Camel Train

At last I’ve got those camels actually walking across the Gobi Desert. This is another Adobe Animate scene for my rhubarb animation, drawn in Adobe Fresco on my iPad Pro.

Ruins

Ruins

I’ve been working on this illustration as if it was a jigsaw, making a point of going around the edges of the Sandal Castle site, drawing the trees and hedges before turning my attention to the centre. This afternoon I’ve made a start on finishing off the centre by redrawing the ruins of the Great Hall. That’s working pretty much as I imagined it, although I think that it now needs a suggestion of a shadow, to look more three-dimensional.

Sandal Castle is rarely this lonely, so I also need to add those cars, dog walkers and visitors.
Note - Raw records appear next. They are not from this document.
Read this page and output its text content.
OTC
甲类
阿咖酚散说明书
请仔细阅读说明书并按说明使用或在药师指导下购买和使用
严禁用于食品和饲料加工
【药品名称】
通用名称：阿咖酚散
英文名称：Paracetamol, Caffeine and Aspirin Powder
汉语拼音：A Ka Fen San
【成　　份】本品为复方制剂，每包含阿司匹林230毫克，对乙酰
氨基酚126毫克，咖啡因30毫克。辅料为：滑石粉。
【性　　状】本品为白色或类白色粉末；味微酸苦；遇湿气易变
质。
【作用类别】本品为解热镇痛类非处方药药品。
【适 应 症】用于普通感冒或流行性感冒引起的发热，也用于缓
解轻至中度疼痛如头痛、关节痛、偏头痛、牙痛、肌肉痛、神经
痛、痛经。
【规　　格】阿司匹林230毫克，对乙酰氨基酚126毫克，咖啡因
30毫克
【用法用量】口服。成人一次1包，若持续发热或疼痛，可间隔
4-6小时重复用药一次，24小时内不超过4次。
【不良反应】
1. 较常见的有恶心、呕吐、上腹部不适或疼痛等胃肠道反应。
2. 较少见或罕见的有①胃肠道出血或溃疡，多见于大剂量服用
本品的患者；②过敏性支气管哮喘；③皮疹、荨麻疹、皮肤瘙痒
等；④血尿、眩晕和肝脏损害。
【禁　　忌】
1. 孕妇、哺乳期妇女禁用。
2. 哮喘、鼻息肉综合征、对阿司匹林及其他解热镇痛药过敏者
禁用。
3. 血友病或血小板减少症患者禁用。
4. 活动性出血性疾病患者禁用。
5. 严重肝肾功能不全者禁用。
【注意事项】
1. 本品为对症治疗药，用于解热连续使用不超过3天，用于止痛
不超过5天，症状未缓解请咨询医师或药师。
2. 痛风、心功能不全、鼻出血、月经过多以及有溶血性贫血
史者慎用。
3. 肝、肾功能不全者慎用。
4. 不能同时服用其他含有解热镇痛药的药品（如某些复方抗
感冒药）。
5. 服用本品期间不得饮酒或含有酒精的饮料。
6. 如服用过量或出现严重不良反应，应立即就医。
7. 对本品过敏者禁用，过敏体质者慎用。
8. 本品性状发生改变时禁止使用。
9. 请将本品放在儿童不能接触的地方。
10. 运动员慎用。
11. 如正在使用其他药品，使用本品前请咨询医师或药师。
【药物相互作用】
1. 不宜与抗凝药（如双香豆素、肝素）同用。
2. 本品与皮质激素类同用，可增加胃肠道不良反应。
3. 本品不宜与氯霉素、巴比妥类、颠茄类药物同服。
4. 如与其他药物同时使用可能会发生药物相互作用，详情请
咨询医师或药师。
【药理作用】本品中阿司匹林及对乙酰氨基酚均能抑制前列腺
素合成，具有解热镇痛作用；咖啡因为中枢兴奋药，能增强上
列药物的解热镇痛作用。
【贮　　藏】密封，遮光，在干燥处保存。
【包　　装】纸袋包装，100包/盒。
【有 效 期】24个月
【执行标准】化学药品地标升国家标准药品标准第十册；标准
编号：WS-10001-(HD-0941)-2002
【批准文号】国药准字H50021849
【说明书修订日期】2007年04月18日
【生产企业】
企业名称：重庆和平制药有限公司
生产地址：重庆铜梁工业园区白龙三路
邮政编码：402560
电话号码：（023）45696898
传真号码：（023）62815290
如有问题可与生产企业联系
And perhaps a table or two outside the cafe.

Earthworks

earthworks

I’ve been adding shading and hatching to the aerial view of Sandal Castle to create a more three-dimensional effect. I had intended to fade out the hedgerows around the perimeter but as the earthworks are looking so solid, I think that might be too much of a contrast.

I’ll probably add a few figures for scale and a few cars in the car park. I’m drawing with an Apple Pencil on my iPad Pro, using the program Adobe Fresco.

Simplifying Sandal

bailey

If I was working from life, I’d want to indicate every bramble bush in the moat and every hawthorn growing on the motte at Sandal Castle but, as I’m more interested in the structure of the earthworks, I need to simplify.

I’ll add shadows and highlights to build up a three-dimensional effect. For the stippling to represent the vegetation I’ve used a virtual brush with the appropriate name of ‘Seurat’ in the Adobe Fresco drawing app. I’ll use a dry brush following the contours to further emphasise the form.

Fresco Folk

Remains of the gardrobe shafts – medieval toilets – attached to the great chamber at Sandal.
peasant

My brief, for this illustration of life in a castle, is to draw ‘someone using a well’.

Following the restoration of Pontefract Castle, there’s now a scheme to improve access and restore the ruins at Sandal. I’ll be illustrating various features including the twelve-metre deep well, excavated in the bailey, conveniently close to the privy chamber, the castle’s private apartments.

I’ve tried to imagine the kind of servant who would have been assigned the task of hauling buckets from the well. Although the shaft of the well has been preserved, we can only guess at the arrangement of pulleys or rollers that were used but I’m sure that it would have involved a bucket and rope.

Wooden Poses

I’ve drawn the character on my iPad Pro using an Apple Pencil in the Adobe Fresco drawing program but for the pose I’ve used a 3D figure in Clip Studio Paint, tweaking the pose and the proportions. I felt that he would have developed broad muscular shoulders because of all that heavy lifting.

I’m still at the rough stage but this should give the team designing the interpretation a clear idea of what I have in mind. Just fourteen more illustrations to go . . .

In the days before computers, I’d occasionally use a Polaroid camera to take a photograph of a friend in a particular pose or I’d establish the proportions by setting up an artist’s lay figure, an articulated wooden doll.

Both these methods had disadvantages: under my direction, the friend would be likely to adopt a static self-conscious pose and the lay figure inevitably looked stilted and wooden.

My favourite way to draw people is to go out with a sketchbook and to try to capture their movement and character.

Virtual Brushes

Fresco drawing

I’ve got a bewildering number of virtual brushes available to me in Fresco including instant cross hatching and screen tones (left).

For the Sandal rough, after tracing the 3D figure with a virtual pencil, I’m going for a quick pen drawing – the one I used here is ‘vintage inks’.

The flat colour goes on a layer below the pen and ink. I outline each area of solid colour with a vector brush – such as ‘basic round’ – then fill using the paint bucket tool.